Universal Design

What is Univeral Design?

  • Universal design originates in barrier-free design and architectural accessibility. According to the Center for Universal Design, “Universal design is the design of products and environments to be usable by all people, to the greatest extent possible, without the need for adaptation or specialized design.”

  • Ron Mace of North Carolina State University Center for Universal Design stated "The design of instruction of products and environments to be usable by all students, to the greatest extent possible, without the need for adaptation or specialized design."

What is an example of Univeral Design?

  • Universal design (close relation to inclusive design) refers to broad-spectrum ideas meant to produce buildings, products and environments that are inherently accessible to older people, people without disabilities, and people with disabilities.

What is Univeral Design for Learning?

(National Center on Universal Design for Learning)

  • Universal Design for Learning is a set of principles for curriculum development that give all individuals equal opportunities to learn.

  • UDL provides a blueprint for creating instructional goals, methods, materials, and assessments that work for everyone--not a single, one-size-fits-all solution but rather flexible approaches that can be customized and adjusted for individual needs.

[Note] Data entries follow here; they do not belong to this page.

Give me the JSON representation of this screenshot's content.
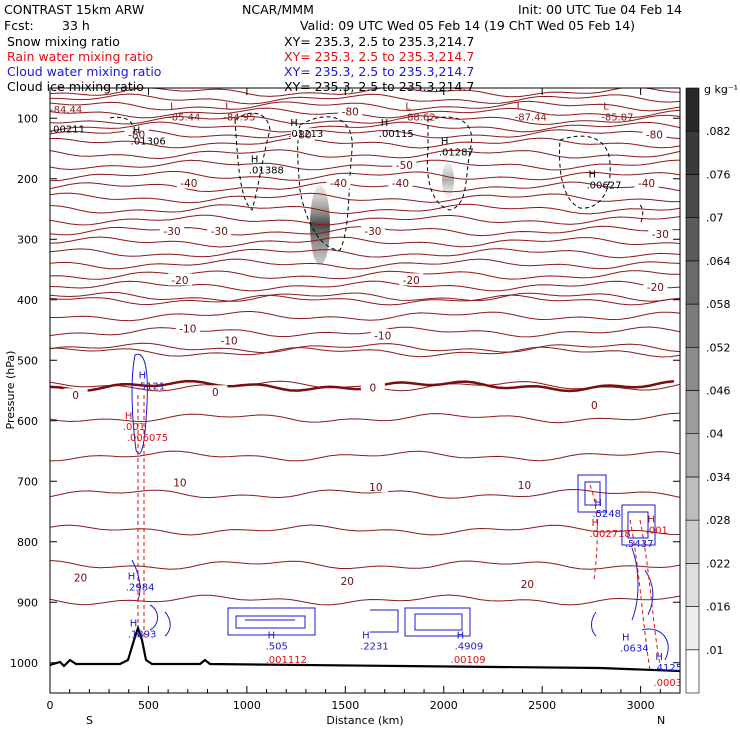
{
  "header": {
    "model": "CONTRAST 15km ARW",
    "center": "NCAR/MMM",
    "init": "Init: 00 UTC Tue 04 Feb 14",
    "fcst_label": "Fcst:",
    "fcst_value": "33 h",
    "valid": "Valid: 09 UTC Wed 05 Feb 14 (19 ChT Wed 05 Feb 14)"
  },
  "fields": [
    {
      "name": "Snow mixing ratio",
      "color": "#000000",
      "xy": "XY= 235.3,  2.5 to 235.3,214.7"
    },
    {
      "name": "Rain water mixing ratio",
      "color": "#dd1111",
      "xy": "XY= 235.3,  2.5 to 235.3,214.7"
    },
    {
      "name": "Cloud water mixing ratio",
      "color": "#1a1acc",
      "xy": "XY= 235.3,  2.5 to 235.3,214.7"
    },
    {
      "name": "Cloud ice mixing ratio",
      "color": "#000000",
      "xy": "XY= 235.3,  2.5 to 235.3,214.7"
    }
  ],
  "chart_data": {
    "type": "cross-section",
    "xlabel": "Distance (km)",
    "ylabel": "Pressure (hPa)",
    "xlim": [
      0,
      3200
    ],
    "ylim": [
      1050,
      50
    ],
    "xticks": [
      0,
      500,
      1000,
      1500,
      2000,
      2500,
      3000
    ],
    "yticks": [
      100,
      200,
      300,
      400,
      500,
      600,
      700,
      800,
      900,
      1000
    ],
    "x_ends": {
      "left": "S",
      "right": "N"
    },
    "colorbar": {
      "unit": "g kg⁻¹",
      "labels": [
        ".01",
        ".016",
        ".022",
        ".028",
        ".034",
        ".04",
        ".046",
        ".052",
        ".058",
        ".064",
        ".07",
        ".076",
        ".082"
      ]
    },
    "temperature_contours": [
      {
        "label": "-80",
        "x": 1525,
        "p": 90
      },
      {
        "label": "-80",
        "x": 3070,
        "p": 128
      },
      {
        "label": "-80",
        "x": 1285,
        "p": 128
      },
      {
        "label": "-80",
        "x": 440,
        "p": 128
      },
      {
        "label": "-50",
        "x": 1800,
        "p": 178
      },
      {
        "label": "-40",
        "x": 1780,
        "p": 208
      },
      {
        "label": "-40",
        "x": 1465,
        "p": 208
      },
      {
        "label": "-40",
        "x": 705,
        "p": 208
      },
      {
        "label": "-40",
        "x": 3030,
        "p": 208
      },
      {
        "label": "-30",
        "x": 1640,
        "p": 287
      },
      {
        "label": "-30",
        "x": 620,
        "p": 287
      },
      {
        "label": "-30",
        "x": 860,
        "p": 287
      },
      {
        "label": "-30",
        "x": 3100,
        "p": 292
      },
      {
        "label": "-20",
        "x": 660,
        "p": 368
      },
      {
        "label": "-20",
        "x": 1835,
        "p": 368
      },
      {
        "label": "-20",
        "x": 3075,
        "p": 380
      },
      {
        "label": "-10",
        "x": 700,
        "p": 448
      },
      {
        "label": "-10",
        "x": 910,
        "p": 468
      },
      {
        "label": "-10",
        "x": 1690,
        "p": 460
      },
      {
        "label": "0",
        "x": 130,
        "p": 558
      },
      {
        "label": "0",
        "x": 840,
        "p": 553
      },
      {
        "label": "0",
        "x": 1640,
        "p": 546
      },
      {
        "label": "0",
        "x": 2765,
        "p": 575
      },
      {
        "label": "10",
        "x": 660,
        "p": 703
      },
      {
        "label": "10",
        "x": 1655,
        "p": 710
      },
      {
        "label": "10",
        "x": 2410,
        "p": 707
      },
      {
        "label": "20",
        "x": 155,
        "p": 860
      },
      {
        "label": "20",
        "x": 1510,
        "p": 866
      },
      {
        "label": "20",
        "x": 2425,
        "p": 871
      }
    ],
    "extrema": [
      {
        "mark": "L",
        "value": "-85.44",
        "x": 600,
        "p": 100,
        "color": "#8b1a1a"
      },
      {
        "mark": "L",
        "value": "-84.95",
        "x": 880,
        "p": 100,
        "color": "#8b1a1a"
      },
      {
        "mark": "L",
        "value": "-88.62",
        "x": 1795,
        "p": 100,
        "color": "#8b1a1a"
      },
      {
        "mark": "L",
        "value": "-87.44",
        "x": 2360,
        "p": 100,
        "color": "#8b1a1a"
      },
      {
        "mark": "L",
        "value": "-85.87",
        "x": 2800,
        "p": 100,
        "color": "#8b1a1a"
      },
      {
        "mark": "",
        "value": "-84.44",
        "x": 0,
        "p": 88,
        "color": "#8b1a1a"
      },
      {
        "mark": "H",
        "value": ".01306",
        "x": 410,
        "p": 140,
        "color": "#000000"
      },
      {
        "mark": "H",
        "value": ".01213",
        "x": 1210,
        "p": 128,
        "color": "#000000"
      },
      {
        "mark": "H",
        "value": ".00115",
        "x": 1670,
        "p": 128,
        "color": "#000000"
      },
      {
        "mark": "H",
        "value": ".01287",
        "x": 1975,
        "p": 158,
        "color": "#000000"
      },
      {
        "mark": "H",
        "value": ".01388",
        "x": 1010,
        "p": 188,
        "color": "#000000"
      },
      {
        "mark": "H",
        "value": ".00627",
        "x": 2725,
        "p": 213,
        "color": "#000000"
      },
      {
        "mark": "",
        "value": ".00211",
        "x": 0,
        "p": 120,
        "color": "#000000"
      },
      {
        "mark": "H",
        "value": ".5121",
        "x": 440,
        "p": 545,
        "color": "#1a1acc"
      },
      {
        "mark": "H",
        "value": ".001",
        "x": 370,
        "p": 612,
        "color": "#dd1111"
      },
      {
        "mark": "",
        "value": ".006075",
        "x": 390,
        "p": 630,
        "color": "#dd1111"
      },
      {
        "mark": "H",
        "value": ".2984",
        "x": 385,
        "p": 877,
        "color": "#1a1acc"
      },
      {
        "mark": "H",
        "value": ".1893",
        "x": 395,
        "p": 955,
        "color": "#1a1acc"
      },
      {
        "mark": "H",
        "value": ".505",
        "x": 1095,
        "p": 975,
        "color": "#1a1acc"
      },
      {
        "mark": "",
        "value": ".001112",
        "x": 1095,
        "p": 997,
        "color": "#dd1111"
      },
      {
        "mark": "H",
        "value": ".2231",
        "x": 1575,
        "p": 975,
        "color": "#1a1acc"
      },
      {
        "mark": "H",
        "value": ".4909",
        "x": 2055,
        "p": 975,
        "color": "#1a1acc"
      },
      {
        "mark": "",
        "value": ".00109",
        "x": 2035,
        "p": 997,
        "color": "#dd1111"
      },
      {
        "mark": "H",
        "value": ".5248",
        "x": 2755,
        "p": 756,
        "color": "#1a1acc"
      },
      {
        "mark": "H",
        "value": ".002718",
        "x": 2740,
        "p": 789,
        "color": "#dd1111"
      },
      {
        "mark": "H",
        "value": ".001",
        "x": 3025,
        "p": 783,
        "color": "#dd1111"
      },
      {
        "mark": "",
        "value": ".5437",
        "x": 2920,
        "p": 805,
        "color": "#1a1acc"
      },
      {
        "mark": "H",
        "value": ".0634",
        "x": 2895,
        "p": 978,
        "color": "#1a1acc"
      },
      {
        "mark": "H",
        "value": ".4125",
        "x": 3065,
        "p": 1010,
        "color": "#1a1acc"
      },
      {
        "mark": "",
        "value": ".0003",
        "x": 3065,
        "p": 1035,
        "color": "#dd1111"
      }
    ]
  }
}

What are Universally Designed Products?

(University of Washington)

  • They are products that  accommodate individual preferences and abilities; communicate necessary information effectively (regardless of ambient conditions or the user's sensory abilities); and can be approached, reached, manipulated, and used regardless of the individual's body size, posture, or mobility. Application of universal design principles minimizes the need for assistive technology, results in products compatible with assistive technology, and makes products more usable by everyone, not just people with disabilities.

Why use Universal Design in Instruction?

(Harvard, The Importance of Universal Design for Learning)

  1. Multiple means of representation- Gives learners various ways of acquiring knowledge
  2. Multiple means of expression- alternatives for demonstrating what they know
  3. Multiple means of engagement - taps into learners’ interests, increases motivation, offers appropriate challenges

Principles of Universal Design

(University at Buffalo, Principles of Universal Design)

  1. Equitable use
  2. Flexibility in use
  3. Simple & Intuitive
  4. Perceptible Information
  5. Tolerance for Error
  6. Low Physical Effort
  7. Size and space for Approach and use

Getting Started

8 Examples of instruction that employ principles of UD  

(Washington University, Center for Universal Design in Education)

  1. Class climate. Adopt practices that reflect high values with respect to both diversity and inclusiveness. Example: Put a statement on your syllabus inviting students to meet with you to discuss disability-related accommodations and other special learning needs.

  2. Interaction. Encourage regular and effective interactions between students and the instructor and ensure that communication methods are accessible to all participants. Example: Assign group work for which learners must support each other and that places a high value on different skills and roles.

  3. Physical environments and products. Ensure that facilities, activities, materials, and equipment are physically accessible to and usable by all students, and that all potential student characteristics are addressed in safety considerations. Example: Develop safety procedures for all students, including those who are blind, deaf, or wheelchair users.

  4. Delivery methods. Use multiple, accessible instructional methods that are accessible to all learners. Example: Use multiple modes to deliver content; when possible allow students to choose from multiple options for learning; and motivate and engage students-consider lectures, collaborative learning options, hands-on activities, Internet-based communications, educational software, field work, and so forth.

  5. Information resources and technology. Ensure that course materials, notes, and other information resources are engaging, flexible, and accessible for all students. Example: Choose printed materials and prepare a syllabus early to allow students the option of beginning to read materials and work on assignments before the course begins. Allow adequate time to arrange for alternate formats, such as books in audio format.

  6. Feedback. Provide specific feedback on a regular basis. Example: Allow students to turn in parts of large projects for feedback before the final project is due.

  7. Assessment. Regularly assess student progress using multiple accessible methods and tools, and adjust instruction accordingly. Example: Assess group and cooperative performance, as well as individual achievement.

  8. Accommodation. Plan for accommodations for students whose needs are not met by the instructional design. Example: Know campus protocols for getting materials in alternate formats, rescheduling classroom locations, and arranging for other accommodations for students with disabilities.